Recommended for ages 16+
Kora is a reigning queen of an alien race that’s seen its share of violence: her parents were killed during a terrorist attack during her birthday; her people are locked in a race war with human settlers, known as red-bloods, that exist on her planet, and she’s been the target of assassination attempts. Her twin brother, Dima, holds a grudge against her – he and their deceased father felt Dima should have ascended the throne – not a woman – but birth order is destiny.
Eros is a half-blood soldier, raised by humans and yet, held at arm’s length because of his half-alien blood. His adopted parents and brother are killed during one of Kora’s army raids, and he’s taken prisoner, where Kora decides to make him her personal guard. She has some questions about his true identity, and decides he’d be a valuable asset to keep close to her.
Despite being wildly attracted to one another, they play it safe, knowing that Eros’ half-blood status could get him killed at any time, and would certainly be a death sentence for any children they’d have if they married. Kora accepts the proposal of a high-ranking diplomat, but an assassination attempt leaves her and Eros running for their lives. Now, they have to work together to save the human rebels and keep Eros’ secret on a much larger scale.

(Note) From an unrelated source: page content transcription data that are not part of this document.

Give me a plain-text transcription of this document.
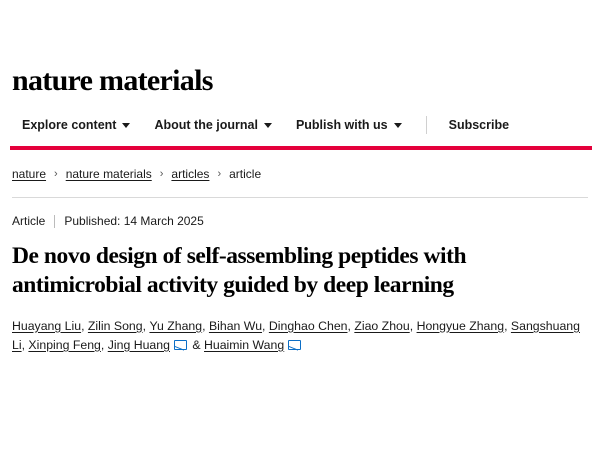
nature materials
Explore content	About the journal	Publish with us	Subscribe
nature › nature materials › articles › article
Article Published: 14 March 2025
De novo design of self-assembling peptides with antimicrobial activity guided by deep learning
Huayang Liu, Zilin Song, Yu Zhang, Bihan Wu, Dinghao Chen, Ziao Zhou, Hongyue Zhang, Sangshuang Li, Xinping Feng, Jing Huang & Huaimin Wang
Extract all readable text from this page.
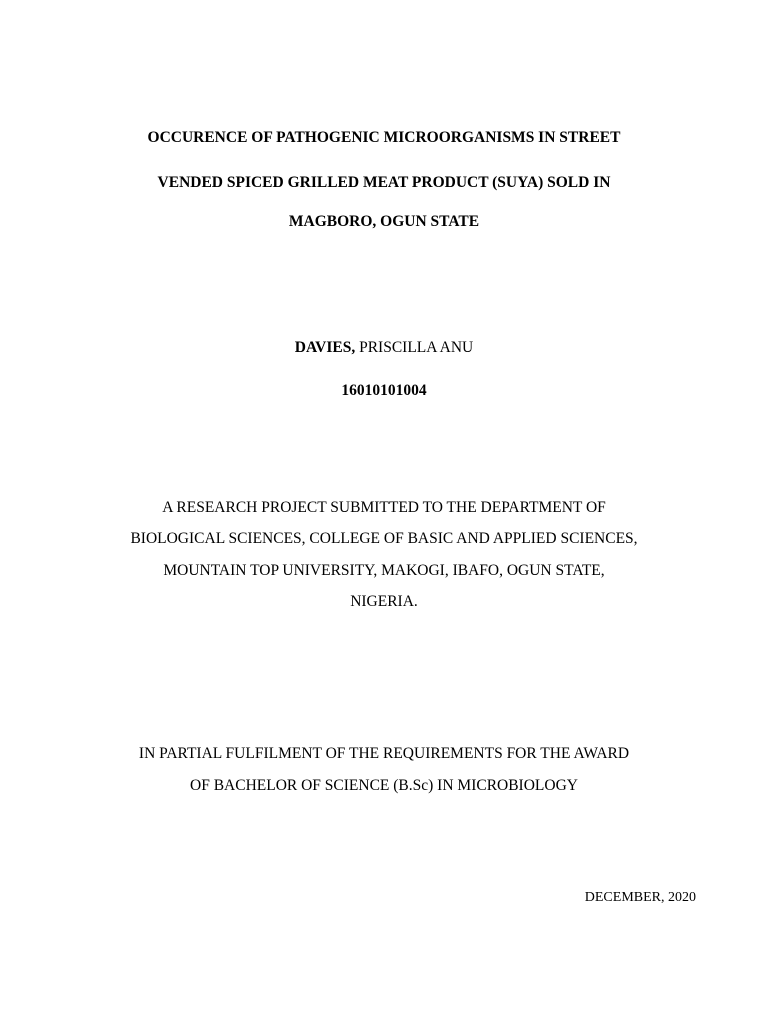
OCCURENCE OF PATHOGENIC MICROORGANISMS IN STREET
VENDED SPICED GRILLED MEAT PRODUCT (SUYA) SOLD IN
MAGBORO, OGUN STATE
DAVIES, PRISCILLA ANU
16010101004
A RESEARCH PROJECT SUBMITTED TO THE DEPARTMENT OF
BIOLOGICAL SCIENCES, COLLEGE OF BASIC AND APPLIED SCIENCES,
MOUNTAIN TOP UNIVERSITY, MAKOGI, IBAFO, OGUN STATE,
NIGERIA.
IN PARTIAL FULFILMENT OF THE REQUIREMENTS FOR THE AWARD
OF BACHELOR OF SCIENCE (B.Sc) IN MICROBIOLOGY
DECEMBER, 2020
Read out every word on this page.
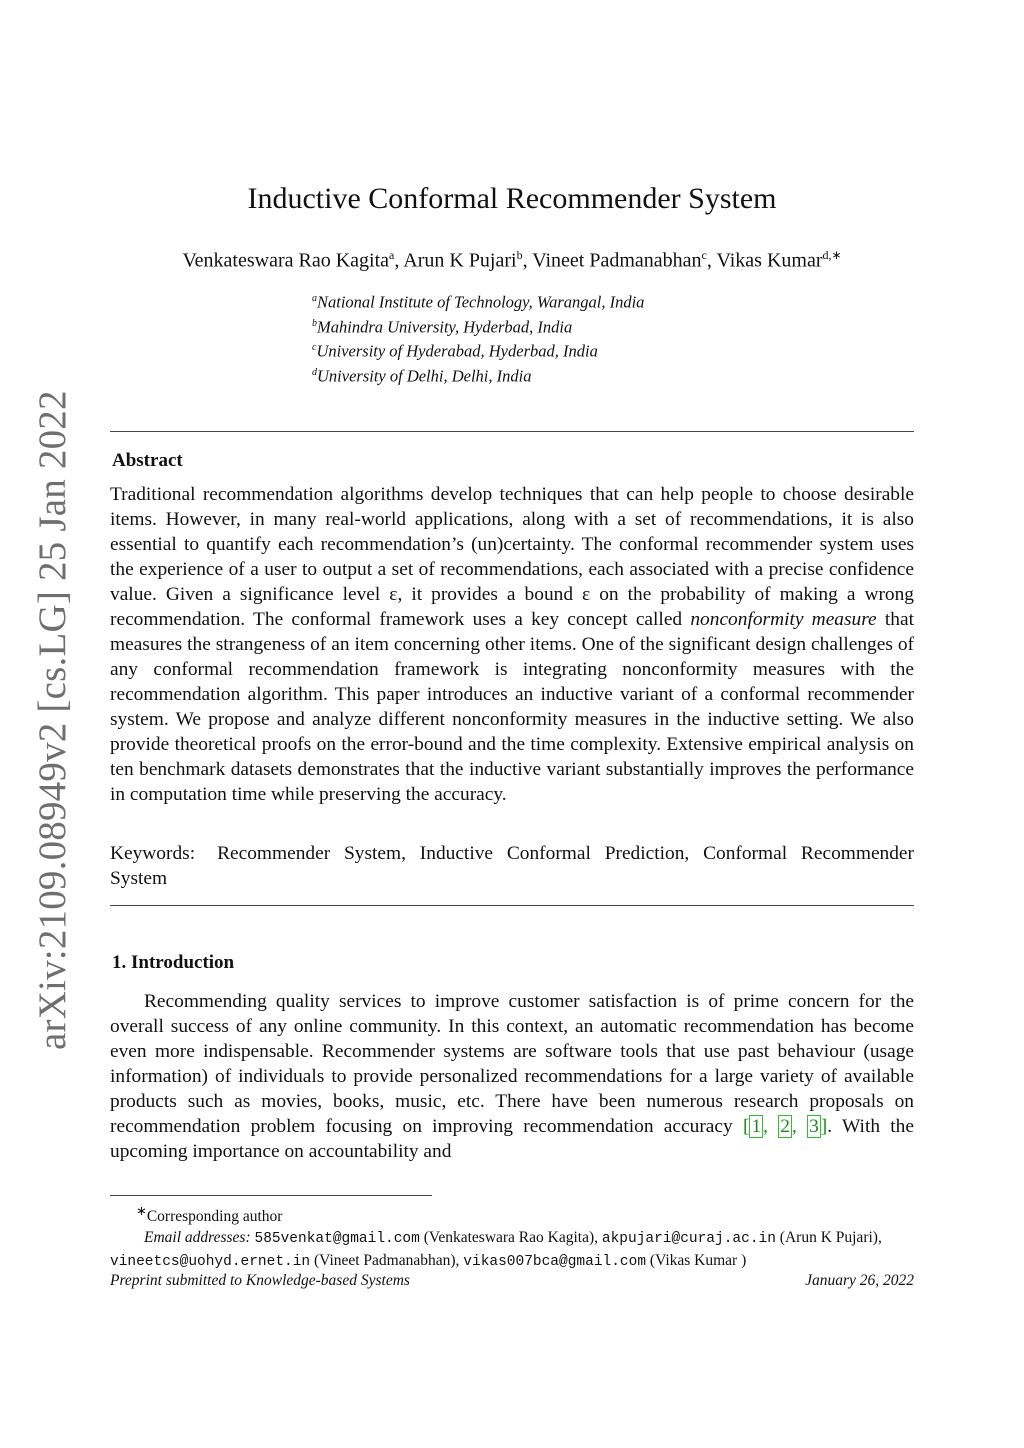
arXiv:2109.08949v2 [cs.LG] 25 Jan 2022
Inductive Conformal Recommender System
Venkateswara Rao Kagita$^a$, Arun K Pujari$^b$, Vineet Padmanabhan$^c$, Vikas Kumar$^{d,∗}$
$^a$National Institute of Technology, Warangal, India
$^b$Mahindra University, Hyderbad, India
$^c$University of Hyderabad, Hyderbad, India
$^d$University of Delhi, Delhi, India
Abstract

Traditional recommendation algorithms develop techniques that can help people to choose desirable items. However, in many real-world applications, along with a set of recommendations, it is also essential to quantify each recommendation’s (un)certainty. The conformal recommender system uses the experience of a user to output a set of recommendations, each associated with a precise confidence value. Given a significance level ε, it provides a bound ε on the probability of making a wrong recommendation. The conformal framework uses a key concept called nonconformity measure that measures the strangeness of an item concerning other items. One of the significant design challenges of any conformal recommendation framework is integrating nonconformity measures with the recommendation algorithm. This paper introduces an inductive variant of a conformal recommender system. We propose and analyze different nonconformity measures in the inductive setting. We also provide theoretical proofs on the error-bound and the time complexity. Extensive empirical analysis on ten benchmark datasets demonstrates that the inductive variant substantially improves the performance in computation time while preserving the accuracy.

Keywords: Recommender System, Inductive Conformal Prediction, Conformal Recommender System

1. Introduction

Recommending quality services to improve customer satisfaction is of prime concern for the overall success of any online community. In this context, an automatic recommendation has become even more indispensable. Recommender systems are software tools that use past behaviour (usage information) of individuals to provide personalized recommendations for a large variety of available products such as movies, books, music, etc. There have been numerous research proposals on recommendation problem focusing on improving recommendation accuracy [ 1 , 2 , 3 ]. With the upcoming importance on accountability and

∗Corresponding author
Email addresses: 585venkat@gmail.com (Venkateswara Rao Kagita), akpujari@curaj.ac.in (Arun K Pujari), vineetcs@uohyd.ernet.in (Vineet Padmanabhan), vikas007bca@gmail.com (Vikas Kumar )
Preprint submitted to Knowledge-based Systems	January 26, 2022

There’s a lot of storytelling and world-building in this debut from Ava Jae. The entire story provides the groundwork for a series, and the ending leaves no question about a sequel being in the picture. It just wasn’t my book, alas: it never hooked me. The story seemed to focus on a few points that were emphasized again and again: Eros’ physical attraction to Kora; Dima’s simmering rage toward Eros, his jealousy toward Kora; Kora’s vacillating on her attraction to Eros. We don’t know anything about the human encampment on this world, only that they seem to have been left there generations ago. I’m hoping more about the schism between the two races will emerge in future books, because that has potential for a huge story.
The novel is more young adult than teen for sensual content, violence, and mild language. Space opera fans and fantasy fans should give this one a look.